McConaughey’s break-out role was in A Time to Kill, that was filmed in Mississippi, which was an adaptation of Mississippi author John Grisham’s book by the same name. Other films in which McConaughey stared that were filmed in the state (or portions of it were) was The Free State of Jones and Mud. For the filming of Mud, that took place on the Mississippi River, McConaughey stayed in Greenville and no one recognized him. Two other “Mississippi” connections: his father was born in Patterson, Mississippi and his brother, Pat, played on the Delta State Golf team for one semester before being dismissed after being caught with marijuana.
For the past 35 years, McConaughey has kept a diary and his autobiography, Greenlights, has just been published. On page, 40, he describes his brother’s short stint at Delta State.
“… Pat became the number one golfer on the Mississippi Delta State ‘Statesmen’ golf team,” McConaughey writes. He goes on to say that his brother was known around Cleveland as the “Texas Stallion” and that he had just won the low medalist at the SEC tournament “…on the Arkansas Razorbacks’ home course.”
McConaughey writes the morning after the competition in Little Rock, the DSU golf coach met with the team and said he was concerned some of the players had been “…smoking marijuana in the city park of Little Rock yesterday before the tournament” and the coach wanted to know if it was true and if so who had been smoking it. McConaughey writes that while the DSU coach was speaking, he looked directly at his brother, Pat. Pat raised his hand, admitted he had been the one who had smoked the marijuana. Not knowing what was going to take place next, Pat’s DSU teammates didn’t utter a word and didn’t move an inch.
According to McConaughey, the next morning the DSU golf coach came to Pat’s dorm room on the campus of DSU and announced he was going to suspend him from playing on the DSU golf team that next semester. Pat pleaded with the coach and reminded him that he was the best player on the DSU golf team. But, the coach didn’t budge an inch and had made up his mind according to McConaughey’s writings. And, the coach told Pat he was going to alert his father about the incident. McConaughey says his brother had already had a couple of issues with marijuana in the past and those events had not gone over well with their father.

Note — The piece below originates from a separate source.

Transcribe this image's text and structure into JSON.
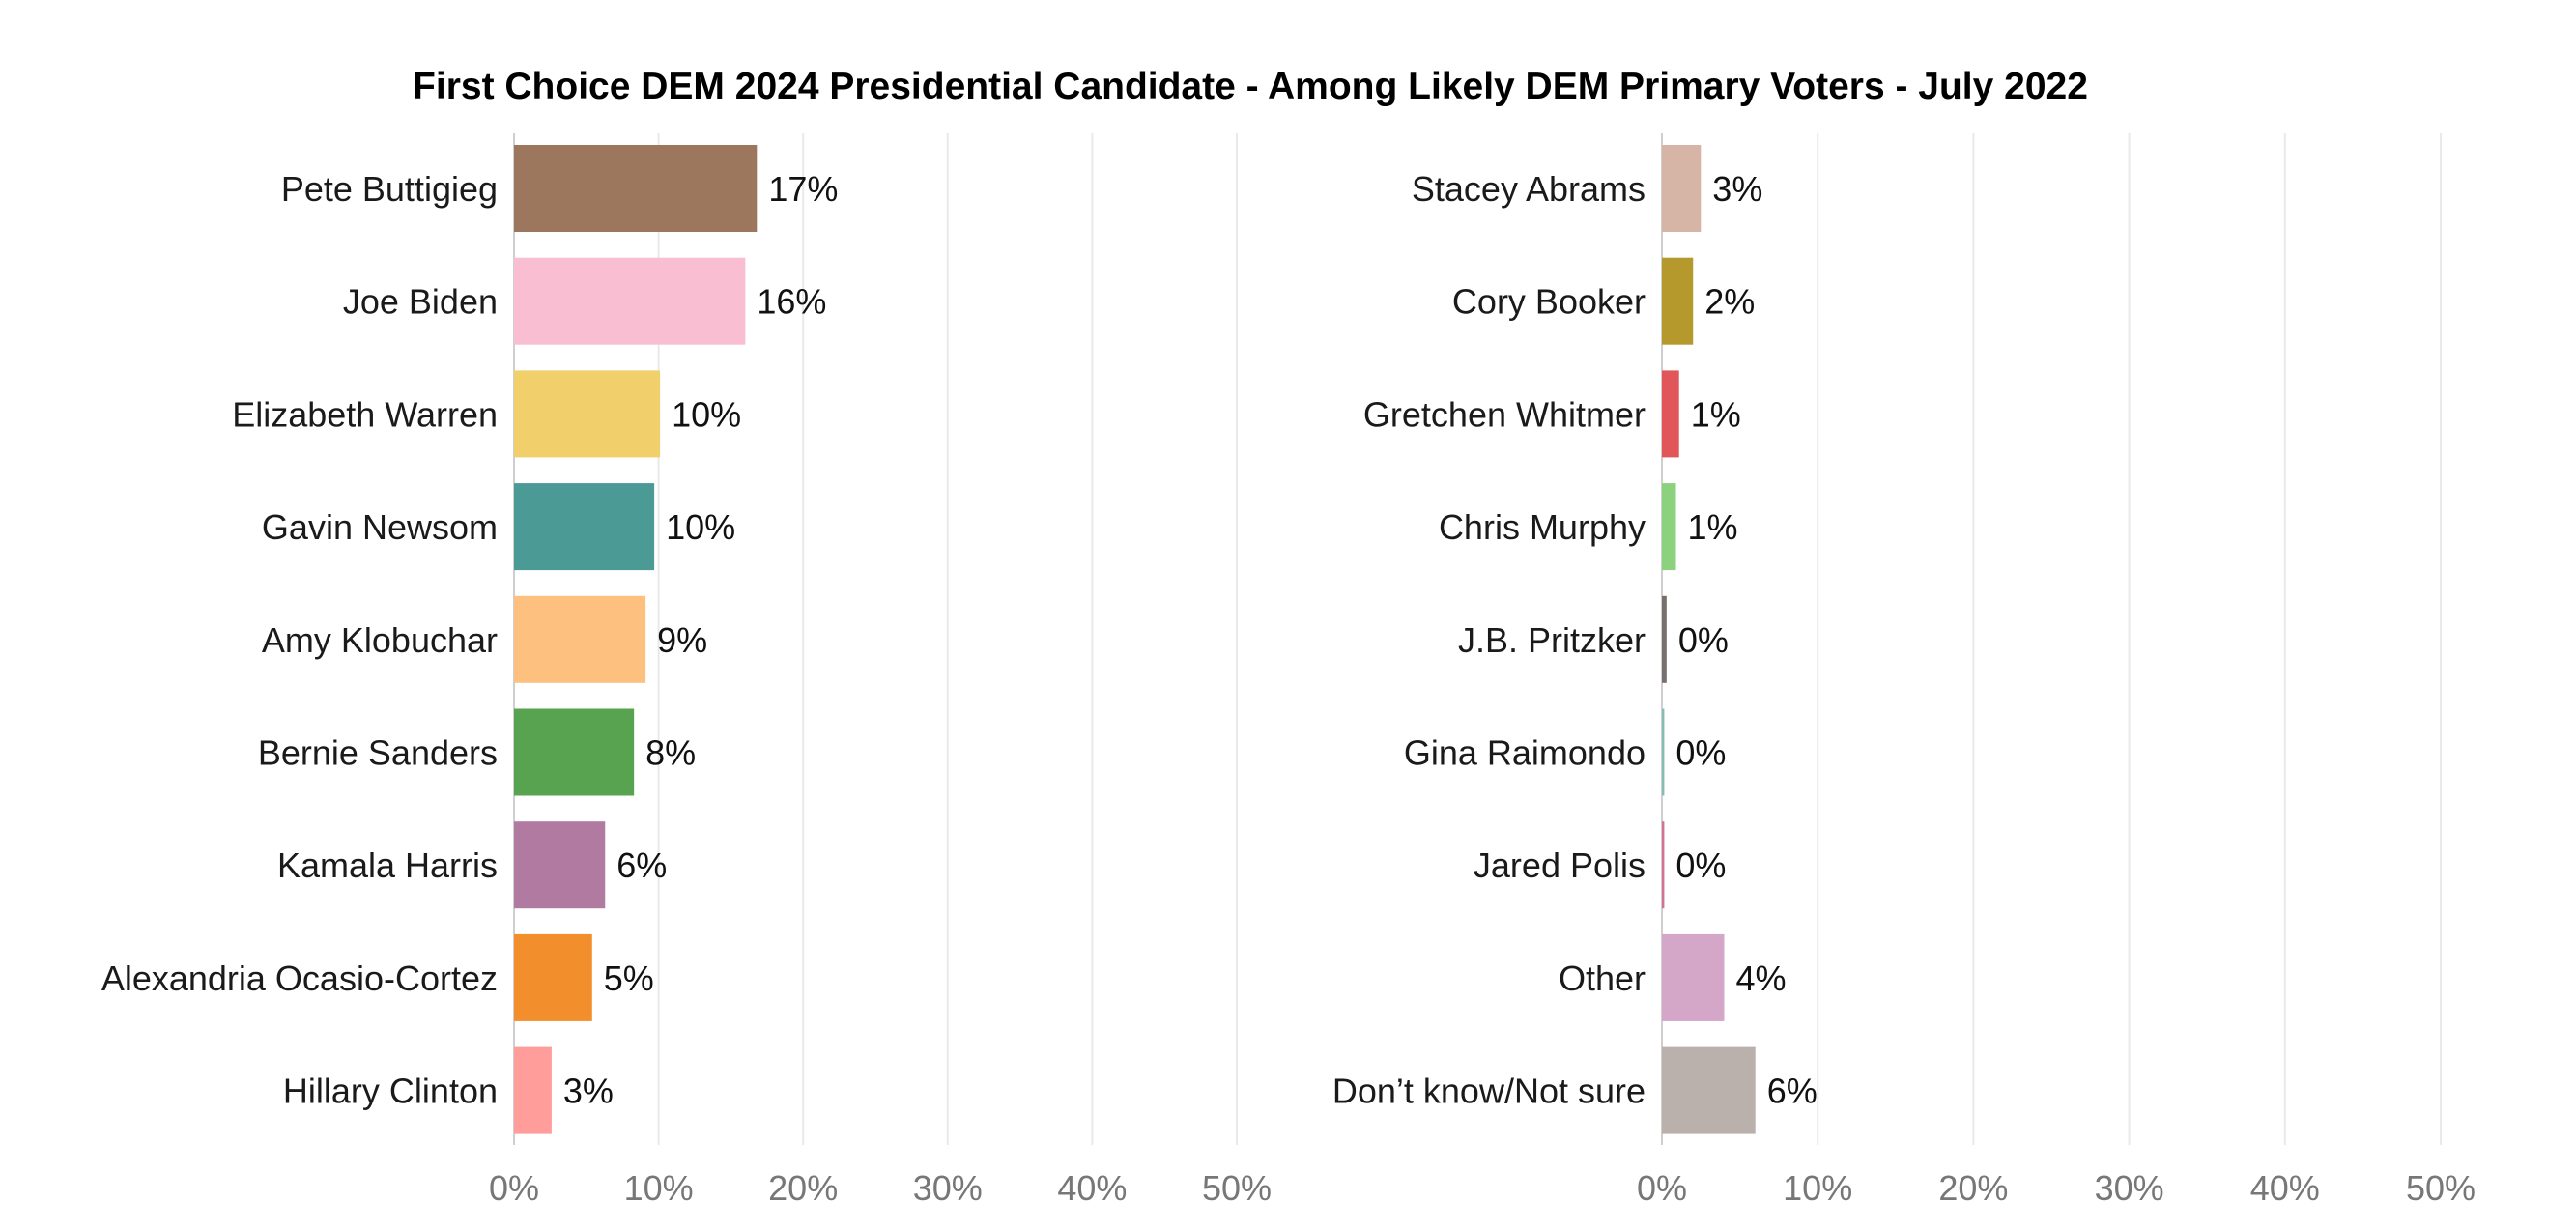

“Pat inhaled deeply, ‘Okay, coach, let’s go for a ride,” McConaughey writes of his brother’s response to the coach.
They took a long “… drive across the Delta. After about ten minutes of silence Pat finally spoke up: ‘Let me make this real clear, coach. You can suspend me, but if you call my dad … I’ll kill you.’”
According to McConaughey, his brother got suspended, however his father never found out.
A great story by Matthew McConaughey, but not entirely accurate according to those connected to DSU that remember. The DSU team did play at a park in Little Rock, but not the one McConaughey mentions in his book. Additionally, McConaughey’s brother was not the Number 1 player on the team and the DSU team did not play in the SEC. In fact, the DSU golf team back then was in the GSC.
“I do remember him,” said Robert Pannell of Greenwood who played on the DSU golf team with McConaughey’s brother. “I remember the car he drove and I remember seeing him around, but he wasn’t at DSU very long.”
Pannell said that since the release of the book, many have contacted him about playing on the DSU golf team with McConaughey’s brother.